Navel rams originated in this period. They served to puncture enemy ships. Grappling hooks were also used in naval combat.
The oldest horse stables ever excavated date back to New Kingdom Egypt. Ramesses the Great established massive stables that could contain nearly five hundred horses at one time.
The oldest surviving geological map was created in Egypt around 1150 BC. The Turin Papyrus Map depicts an area that held both a stone quarry and a gold mine. There is no record of another geological map being created for another three millennia.
The End of Ancient Egypt
The Third Intermediate Period began in 1077 BC with the death of Pharaoh Ramesses XI. Subsequent pharaohs lost control over Middle and Upper Egypt, which were ruled by the High Priests of Amun.
This period of history was not nearly as dark or chaotic as the first two Intermediate Periods. Shoshenq I began the Twenty-second Dynasty and reunified the country around 945 BC and ushered in over one hundred years of stability.
Later in the period, Nubian rulers took advantage of further political instability to subsume Egypt into their empires.
The Late Period began around 664 BC with the first pharaoh of the Saite Dynasty, which was the Twenty-sixth Dynasty of Egypt.

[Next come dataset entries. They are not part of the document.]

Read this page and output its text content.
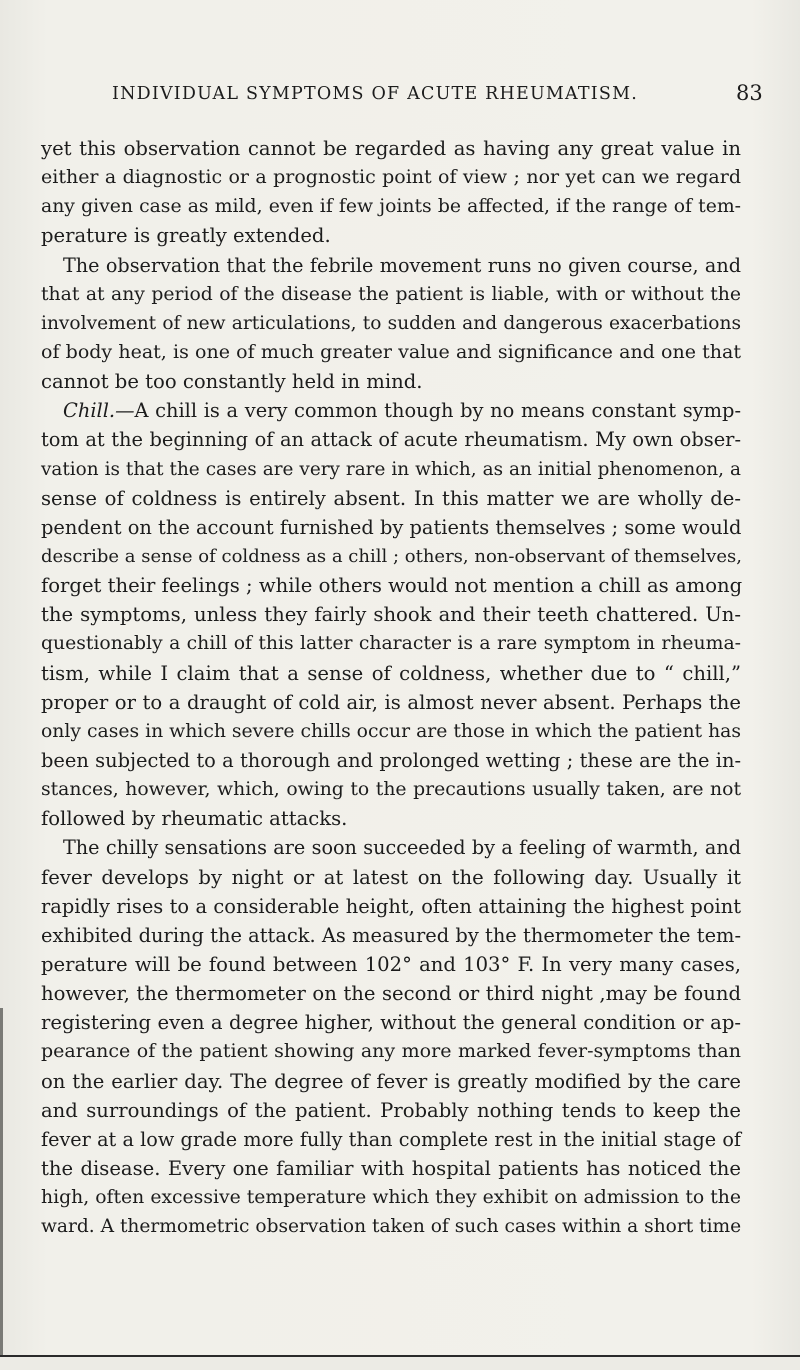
INDIVIDUAL SYMPTOMS OF ACUTE RHEUMATISM.	83
yet this observation cannot be regarded as having any great value in
either a diagnostic or a prognostic point of view ; nor yet can we regard
any given case as mild, even if few joints be affected, if the range of tem-
perature is greatly extended.
The observation that the febrile movement runs no given course, and
that at any period of the disease the patient is liable, with or without the
involvement of new articulations, to sudden and dangerous exacerbations
of body heat, is one of much greater value and significance and one that
cannot be too constantly held in mind.
Chill.—A chill is a very common though by no means constant symp-
tom at the beginning of an attack of acute rheumatism. My own obser-
vation is that the cases are very rare in which, as an initial phenomenon, a
sense of coldness is entirely absent. In this matter we are wholly de-
pendent on the account furnished by patients themselves ; some would
describe a sense of coldness as a chill ; others, non-observant of themselves,
forget their feelings ; while others would not mention a chill as among
the symptoms, unless they fairly shook and their teeth chattered. Un-
questionably a chill of this latter character is a rare symptom in rheuma-
tism, while I claim that a sense of coldness, whether due to “ chill,”
proper or to a draught of cold air, is almost never absent. Perhaps the
only cases in which severe chills occur are those in which the patient has
been subjected to a thorough and prolonged wetting ; these are the in-
stances, however, which, owing to the precautions usually taken, are not
followed by rheumatic attacks.
The chilly sensations are soon succeeded by a feeling of warmth, and
fever develops by night or at latest on the following day. Usually it
rapidly rises to a considerable height, often attaining the highest point
exhibited during the attack. As measured by the thermometer the tem-
perature will be found between 102° and 103° F. In very many cases,
however, the thermometer on the second or third night ,may be found
registering even a degree higher, without the general condition or ap-
pearance of the patient showing any more marked fever-symptoms than
on the earlier day. The degree of fever is greatly modified by the care
and surroundings of the patient. Probably nothing tends to keep the
fever at a low grade more fully than complete rest in the initial stage of
the disease. Every one familiar with hospital patients has noticed the
high, often excessive temperature which they exhibit on admission to the
ward. A thermometric observation taken of such cases within a short time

The Egyptian pharaoh Wahibre Psamtik I reunified the country and his successors expanded their empire, annexing Cyprus and other lands.
Towards the end of the Late Period, Egypt was ruled by the Persian Empire under Persian-controlled Egypt. It was conquered by Alexander the Great in 332 BC.
The Ptolemaic Kingdom of Egypt began in 305 BC under the rule of the Macedonian general Ptolemy I Soter, who succeeded Alexander the Great. It ended with Cleopatra when Egypt was conquered by Rome.